La lutte contre l’orpaillage illégal a été au cœur d’une importante réunion tenue, mercredi 26 août 2026, à la Préfecture de Méagui. Initiée par la Préfecture, cette rencontre avait pour objectif de faire le point sur l’ampleur du phénomène dans le département et d’échanger sur les mesures à renforcer pour mieux lutter contre cette activité clandestine.
À cette occasion, la Direction départementale des Mines a été invitée à présenter l’état des lieux de l’orpaillage illégal dans le département de Méagui, notamment à partir des données recueillies par les services techniques.
La séance était présidée par M. Paha Thimoté, préfet du département de Méagui, en présence notamment de M. Animan Adjé Jean, sous-préfet de Gnanmangui, et de Mme Béhi Nathalie, sous-préfète de Oupoyo.
La rencontre a réuni les chefs de villages et de communautés, les représentants des organisations de jeunes et de femmes, ainsi que plusieurs services techniques de l’État, dont ceux du ministère des Mines, du Pétrole et de l’Énergie et des Eaux et Forêts.
Selon les données présentées, 45 sites d’orpaillage illégal géoréférencés ont été recensés dans la région de la Nawa sur la période de juillet 2024 à août 2026. Le département de Méagui compte à lui seul 10 sites, au même niveau que le département de Soubré, tandis que le département de Buyo en concentre 20.

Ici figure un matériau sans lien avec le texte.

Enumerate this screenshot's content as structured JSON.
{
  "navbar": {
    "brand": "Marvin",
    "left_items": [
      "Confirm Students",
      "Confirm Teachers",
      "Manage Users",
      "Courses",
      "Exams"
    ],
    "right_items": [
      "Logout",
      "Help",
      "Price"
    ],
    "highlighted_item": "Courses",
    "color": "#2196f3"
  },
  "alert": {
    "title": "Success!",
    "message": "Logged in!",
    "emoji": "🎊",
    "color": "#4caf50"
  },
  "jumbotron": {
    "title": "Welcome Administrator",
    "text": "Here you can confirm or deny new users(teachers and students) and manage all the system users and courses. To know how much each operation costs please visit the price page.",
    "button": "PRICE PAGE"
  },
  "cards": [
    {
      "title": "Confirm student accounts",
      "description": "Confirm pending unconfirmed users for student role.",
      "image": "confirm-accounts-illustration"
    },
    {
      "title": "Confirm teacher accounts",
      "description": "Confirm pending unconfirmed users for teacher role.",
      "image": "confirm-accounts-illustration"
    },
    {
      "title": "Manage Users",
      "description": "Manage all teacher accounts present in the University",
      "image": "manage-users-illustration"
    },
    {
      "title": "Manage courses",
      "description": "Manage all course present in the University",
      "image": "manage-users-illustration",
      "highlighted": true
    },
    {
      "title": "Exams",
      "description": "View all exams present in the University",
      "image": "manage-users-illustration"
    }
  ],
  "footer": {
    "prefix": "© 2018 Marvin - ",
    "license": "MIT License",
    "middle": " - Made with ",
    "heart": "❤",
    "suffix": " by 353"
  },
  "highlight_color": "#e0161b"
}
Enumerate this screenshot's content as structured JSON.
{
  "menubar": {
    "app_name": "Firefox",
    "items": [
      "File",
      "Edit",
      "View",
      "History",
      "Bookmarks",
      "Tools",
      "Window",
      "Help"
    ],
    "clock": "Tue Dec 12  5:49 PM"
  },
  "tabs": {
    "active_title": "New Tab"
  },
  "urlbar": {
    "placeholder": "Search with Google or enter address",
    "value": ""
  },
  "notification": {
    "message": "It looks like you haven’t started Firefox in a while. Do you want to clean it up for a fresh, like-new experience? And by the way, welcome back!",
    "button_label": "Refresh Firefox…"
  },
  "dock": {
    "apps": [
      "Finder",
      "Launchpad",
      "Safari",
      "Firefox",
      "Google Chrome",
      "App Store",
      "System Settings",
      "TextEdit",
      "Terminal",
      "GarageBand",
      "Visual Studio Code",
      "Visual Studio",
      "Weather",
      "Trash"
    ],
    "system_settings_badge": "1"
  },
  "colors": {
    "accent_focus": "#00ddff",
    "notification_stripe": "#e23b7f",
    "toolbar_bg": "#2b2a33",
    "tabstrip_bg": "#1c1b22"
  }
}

Une présence importante est notamment signalée dans plusieurs zones de la région, notamment dans les sous-préfectures de Dapéoua, Gnanmangui et Grand-Zattry.
Les échanges ont également porté sur les risques liés à l’exploitation aurifère clandestine à proximité des cours d’eau, notamment le fleuve Sassandra et la rivière Lobo.
Selon les informations présentées, certaines activités d’orpaillage illégal sont menées à proximité ou directement dans les cours d’eau, avec notamment l’utilisation de dragues. Des détecteurs de métaux, broyeuses et autres équipements artisanaux sont également utilisés sur certains sites.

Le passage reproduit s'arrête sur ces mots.